Ist das, was jetzt wahrscheinlich kommt, aus Sicht der Wirtschaft besser als das, was gescheitert ist? Als Unternehmer könnte ich auf den ersten Blick sagen: sehr wahrscheinlich ja. Als verantwortungsvoller Staatsbürger, Politiker und Unternehmer, muss ich sagen: Ich bin mir nicht mehr so sicher.

Der Patient österreichische Wirtschaft ist in bedrohlichem Zustand. Kurzfristig fressen die Kosten für Energie und Personal die Wettbewerbsfähigkeit auf, langfristig bedrohen strukturelle Probleme die Überlebensfähigkeit. Und auch die Umwelt trägt keine gute Luft zur Genesung bei. Wie können wir als kleine Binnenvolkswirtschaft angesichts eines Europa im Krisenmodus, globaler Handelskriege und neuer militärischer Kriege gesund werden?

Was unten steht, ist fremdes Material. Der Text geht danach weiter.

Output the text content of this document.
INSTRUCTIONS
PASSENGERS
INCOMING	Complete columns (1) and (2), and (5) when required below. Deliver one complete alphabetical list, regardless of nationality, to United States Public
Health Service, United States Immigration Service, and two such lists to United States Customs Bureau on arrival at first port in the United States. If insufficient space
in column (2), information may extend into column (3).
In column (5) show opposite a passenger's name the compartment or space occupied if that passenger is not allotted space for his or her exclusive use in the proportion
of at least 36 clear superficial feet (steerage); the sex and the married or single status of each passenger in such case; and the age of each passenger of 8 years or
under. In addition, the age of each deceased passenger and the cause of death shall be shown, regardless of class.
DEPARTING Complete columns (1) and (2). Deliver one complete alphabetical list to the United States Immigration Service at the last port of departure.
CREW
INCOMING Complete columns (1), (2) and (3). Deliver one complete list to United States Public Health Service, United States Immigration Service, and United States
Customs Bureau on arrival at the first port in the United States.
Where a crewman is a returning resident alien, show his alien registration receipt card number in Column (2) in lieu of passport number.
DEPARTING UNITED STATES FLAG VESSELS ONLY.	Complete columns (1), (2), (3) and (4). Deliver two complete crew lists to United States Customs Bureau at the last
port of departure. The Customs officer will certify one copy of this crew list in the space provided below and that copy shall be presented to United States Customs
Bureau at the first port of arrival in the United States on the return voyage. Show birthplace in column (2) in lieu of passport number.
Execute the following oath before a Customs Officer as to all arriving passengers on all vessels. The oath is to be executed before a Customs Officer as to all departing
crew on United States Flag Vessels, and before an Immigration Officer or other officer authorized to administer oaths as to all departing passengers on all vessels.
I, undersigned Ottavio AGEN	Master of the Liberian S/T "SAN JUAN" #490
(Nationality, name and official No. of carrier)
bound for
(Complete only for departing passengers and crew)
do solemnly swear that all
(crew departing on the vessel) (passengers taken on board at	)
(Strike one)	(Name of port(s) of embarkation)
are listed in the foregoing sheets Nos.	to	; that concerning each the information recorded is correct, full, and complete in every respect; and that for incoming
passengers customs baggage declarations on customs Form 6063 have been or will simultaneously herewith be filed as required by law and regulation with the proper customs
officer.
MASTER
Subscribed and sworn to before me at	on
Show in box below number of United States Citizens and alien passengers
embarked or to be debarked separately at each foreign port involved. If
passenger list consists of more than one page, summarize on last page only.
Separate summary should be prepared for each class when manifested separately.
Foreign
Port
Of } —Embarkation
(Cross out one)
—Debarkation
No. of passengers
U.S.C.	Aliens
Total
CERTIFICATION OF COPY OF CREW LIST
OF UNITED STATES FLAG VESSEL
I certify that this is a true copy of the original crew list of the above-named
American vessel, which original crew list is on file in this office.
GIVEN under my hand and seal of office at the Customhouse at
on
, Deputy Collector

Machen wir uns nichts vor – selbst die beste Bundesregierung aller Zeiten könnte nur bei der Notversorgung assistieren und für die langfristige Genesung die Infrastruktur zur Verfügung stellen. Schlechte Politik aber gefährdet die Heilung massiv und würde im schlimmsten Fall dem Patienten die notfallmedizinischen Geräte abdrehen.

Den Konsens über die notfallmedizinische Versorgung der österreichischen Wirtschaft haben ÖVP, SPÖ und Neos nicht gefunden. Ich möchte mit dem Kapitel Schuldzuweisung abschließen. Nur so viel: In unseren Augen wären ernsthafte Reformen die einzig wirksame Therapie gewesen: beherzte Eingriffe ins Budget und eine Aorta-Entkalkung bei Pensionen und dem Föderalismus.

Ja, es ist leicht möglich, dass Blau-Türkis mehr in das Regierungsprogramm schreibt, als die SPÖ in den Monaten der Verhandlungen zugelassen hat. In der Realität werden aber so manche „Knillche“ ein bitteres Erwachen erleben. Denn die Verhandlungen haben abseits von Störfeuern schon auch gezeigt, wie komplex und verantwortungsvoll die Sanierung unseres Budgets ist. Und Hand aufs Herz: FPÖ und Komplexität, FPÖ und Verantwortungsbewusstsein? Wer’s glaubt, wird sehr selig.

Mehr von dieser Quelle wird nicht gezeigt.